According to the recent 2018 Battery Storage report by The Energyst, 64% of industrial, commercial and public sector businesses surveyed are considering the implementation of behind the meter battery storage as part of their energy management strategy.
At the same time, 80% of those organisations point to revenue uncertainty as the main factor in delaying their decision to invest. Regulatory uncertainty does not make the situation any easier, a barrier cited by 50% of surveyed businesses.
Michael Phelan, chief executive at GridBeyond, one of the report’s co-sponsors, thinks those concerns are understandable. He explains all…
Energy storage is a huge market in the making; it is changing and advancing at a previously unseen pace. As with any change, there is a level of uncertainty. However, there is also enormous potential for growth and financial opportunities in both the mid and long term.
While waiting for the new regulatory framework and more details on the new grid balancing products, which we expect from National Grid’s service review in December this year, it might be a challenging time for pure-play battery storage providers. The mid and long-term market predictions look good, but the temporarily decreasing prices of FFR and capacity market might be worrying for those who invested in battery only operations.
It is a different story if we are talking about hybrid solutions, where behind-the-meter batteries constitute a relatively small part of the overall network. From our experience, the most effective and robust models are made up of approximately 20% battery capacity and 80% of existing assets, whether that’s on-site generation or load. This ensures the best mix of energy resilience, maximising flexibility of on-site assets for DSR participation and return on investment.
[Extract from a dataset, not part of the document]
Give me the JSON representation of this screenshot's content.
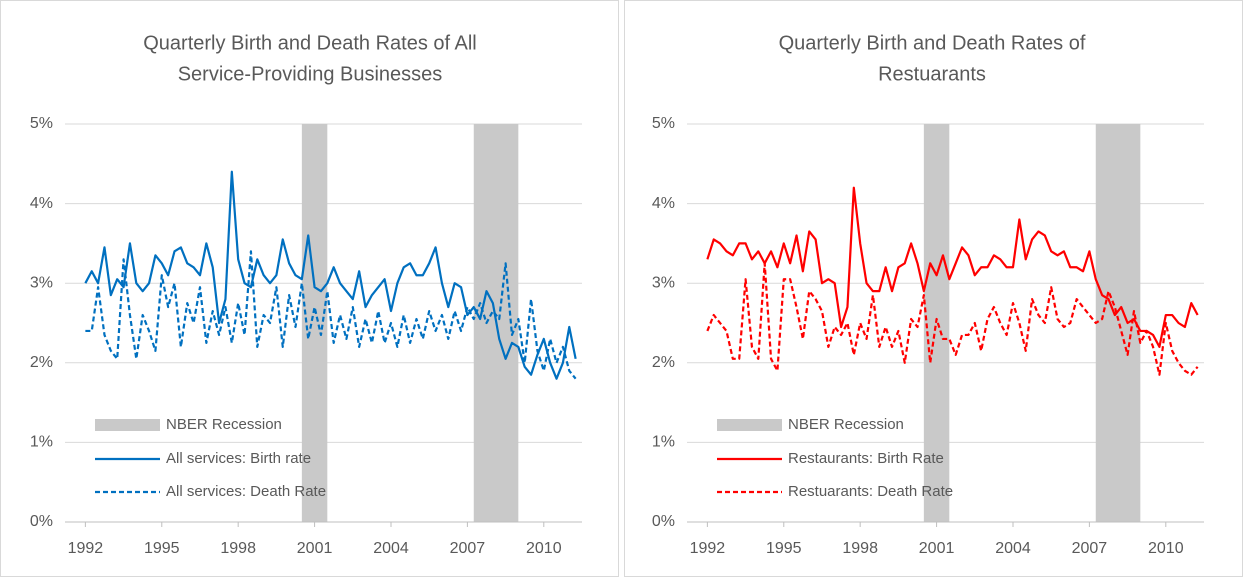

In this type of network, we use a battery as energy storage as well as a tool to unlock untapped flexibility for DSR participation on-site and within our network of clients. There are many demand assets suitable to creating this kind of network. By adding a battery, the hybrid network becomes more robust, making its overall level of energy flexibility and storage capacity greater than the sum of its parts. For some of our clients, our hybrid technology has increased their flexibility by over 65%. So, with a relatively small investment (when compared to the prices of large batteries alone), we can increase the value of the clients’ assets by bringing both the benefits of optimised storage and increased flexibility.
Ultimately, market forces will take over, and the higher value assets will lead to a higher price in the grid balancing market. The key to succeeding, despite the uncertainty of the quickly evolving market, lays in investing in technologies proven to bring value despite external circumstances.